Flüchtlinge als Facharbeiter „direkt an der Werkbank erproben“

26.11.2015, 16:56 Uhr
Flüchtlinge als Facharbeiter „direkt an der Werkbank erproben“

© Foto: Patrick Shaw

Der wohl wichtigste Satz des Abends fiel eher beiläufig und blieb unkommentiert: „Wir brauchen keine Ungelernten, davon haben wir selbst genug, wir brauchen Fachkräfte!“ Hinweisen wollte Claudia Wolfinger damit auf den Mangel an geeigneten Lehrlingen. Jeder fünfte Ausbildungsplatz im Agenturbezirk war im September unbesetzt. Hier bräuchten Industrie, Handwerk und die alternde Gesellschaft die Zuwanderer.

Die Agenturchefin streifte damit aber auch ein anderes Problem: die Konkurrenz zwischen schlecht qualifizierten Migranten und der wachsenden Zahl an Einheimischen ohne Abschluss. Der Vorwurf, die Wirtschaft missbrauche das Überangebot an billigen Arbeitskräften für Lohndumping, trägt zwar laut Wolfinger wegen des ihr zufolge recht gut kontrollierten Mindestlohns nur selten. Die Wahrnehmung in den „abgehängten“ Teilen der Bevölkerung ist aber eine andere und birgt sozialen Sprengstoff.

Um den ging es an dem Abend im Landratsamt aber nur am Rande. Denn auch die gut qualifizier- und integrierbaren Flüchtlinge tun sich derzeit noch schwer, Ausbildungs- und Arbeitsplätze zu finden. Dabei machen die hiesigen Firmen mit den wenigen, die bereits in Lohn und Brot stehen, meist sehr gute Erfahrungen.

Das schilderte zum Beispiel Martin Röhlich von der Firma Fliesen-Röhlich aus Wendelstein.

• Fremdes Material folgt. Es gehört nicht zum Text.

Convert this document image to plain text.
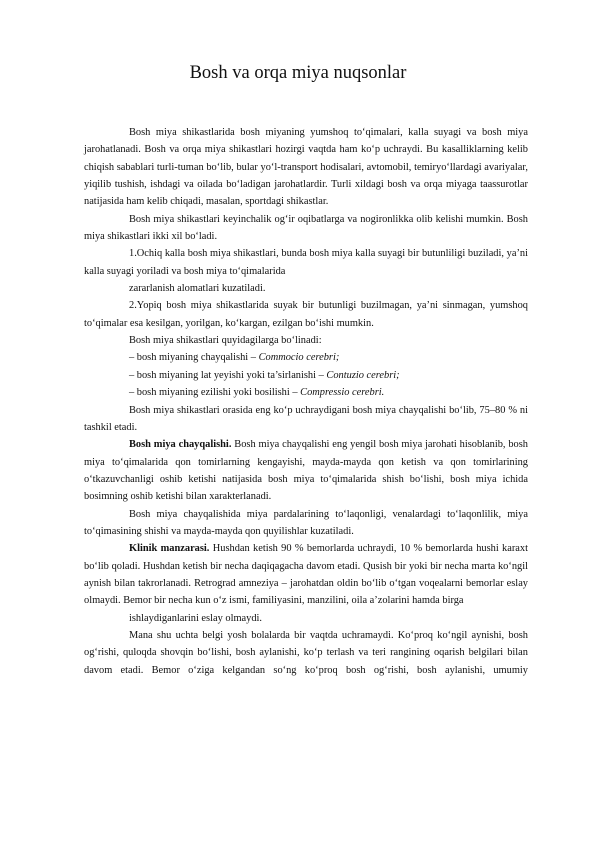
Bosh va orqa miya nuqsonlar

Bosh miya shikastlarida bosh miyaning yumshoq to‘qimalari, kalla suyagi va bosh miya jarohatlanadi. Bosh va orqa miya shikastlari hozirgi vaqtda ham ko‘p uchraydi. Bu kasalliklarning kelib chiqish sabablari turli-tuman bo‘lib, bular yo‘l-transport hodisalari, avtomobil, temiryo‘llardagi avariyalar, yiqilib tushish, ishdagi va oilada bo‘ladigan jarohatlardir. Turli xildagi bosh va orqa miyaga taassurotlar natijasida ham kelib chiqadi, masalan, sportdagi shikastlar.

Bosh miya shikastlari keyinchalik og‘ir oqibatlarga va nogironlikka olib kelishi mumkin. Bosh miya shikastlari ikki xil bo‘ladi.

1.Ochiq kalla bosh miya shikastlari, bunda bosh miya kalla suyagi bir butunliligi buziladi, ya’ni kalla suyagi yoriladi va bosh miya to‘qimalarida

zararlanish alomatlari kuzatiladi.

2.Yopiq bosh miya shikastlarida suyak bir butunligi buzilmagan, ya’ni sinmagan, yumshoq to‘qimalar esa kesilgan, yorilgan, ko‘kargan, ezilgan bo‘ishi mumkin.

Bosh miya shikastlari quyidagilarga bo‘linadi:

– bosh miyaning chayqalishi – Commocio cerebri;

– bosh miyaning lat yeyishi yoki ta’sirlanishi – Contuzio cerebri;

– bosh miyaning ezilishi yoki bosilishi – Compressio cerebri.

Bosh miya shikastlari orasida eng ko‘p uchraydigani bosh miya chayqalishi bo‘lib, 75–80 % ni tashkil etadi.

Bosh miya chayqalishi. Bosh miya chayqalishi eng yengil bosh miya jarohati hisoblanib, bosh miya to‘qimalarida qon tomirlarning kengayishi, mayda-mayda qon ketish va qon tomirlarining o‘tkazuvchanligi oshib ketishi natijasida bosh miya to‘qimalarida shish bo‘lishi, bosh miya ichida bosimning oshib ketishi bilan xarakterlanadi.

Bosh miya chayqalishida miya pardalarining to‘laqonligi, venalardagi to‘laqonlilik, miya to‘qimasining shishi va mayda-mayda qon quyilishlar kuzatiladi.

Klinik manzarasi. Hushdan ketish 90 % bemorlarda uchraydi, 10 % bemorlarda hushi karaxt bo‘lib qoladi. Hushdan ketish bir necha daqiqagacha davom etadi. Qusish bir yoki bir necha marta ko‘ngil aynish bilan takrorlanadi. Retrograd amneziya – jarohatdan oldin bo‘lib o‘tgan voqealarni bemorlar eslay olmaydi. Bemor bir necha kun o‘z ismi, familiyasini, manzilini, oila a’zolarini hamda birga

ishlaydiganlarini eslay olmaydi.

Mana shu uchta belgi yosh bolalarda bir vaqtda uchramaydi. Ko‘proq ko‘ngil aynishi, bosh og‘rishi, quloqda shovqin bo‘lishi, bosh aylanishi, ko‘p terlash va teri rangining oqarish belgilari bilan davom etadi. Bemor o‘ziga kelgandan so‘ng ko‘proq bosh og‘rishi, bosh aylanishi, umumiy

In den vergangenen Jahren habe er mangels deutscher Bewerber rund 50 ausländische Facharbeiter aus 13 Nationen angestellt, darunter zwei Flüchtlinge aus Afghanistan und dem Irak. „Das Handwerk ist auf sie angewiesen, um an Fachkräfte zu kommen“, so Röhlich.

Für die Integration arbeitet der Betrieb mit dem Don-Bosco-Jugendwerk zusammen. „Es ist unvorstellbar, wie schnell diese Leute Deutsch lernen“, beobachtet der Geschäftsführer. Die Asylbewerber seien „höflich, motiviert, lernbereit und dankbar für eine Chance“. Auch bei seinen deutschen Gesellen spüre er „eine Veränderung“. Nach ersten Vorbehalten rissen sich diese nun oft darum, im Team mit den Flüchtlingen zu arbeiten.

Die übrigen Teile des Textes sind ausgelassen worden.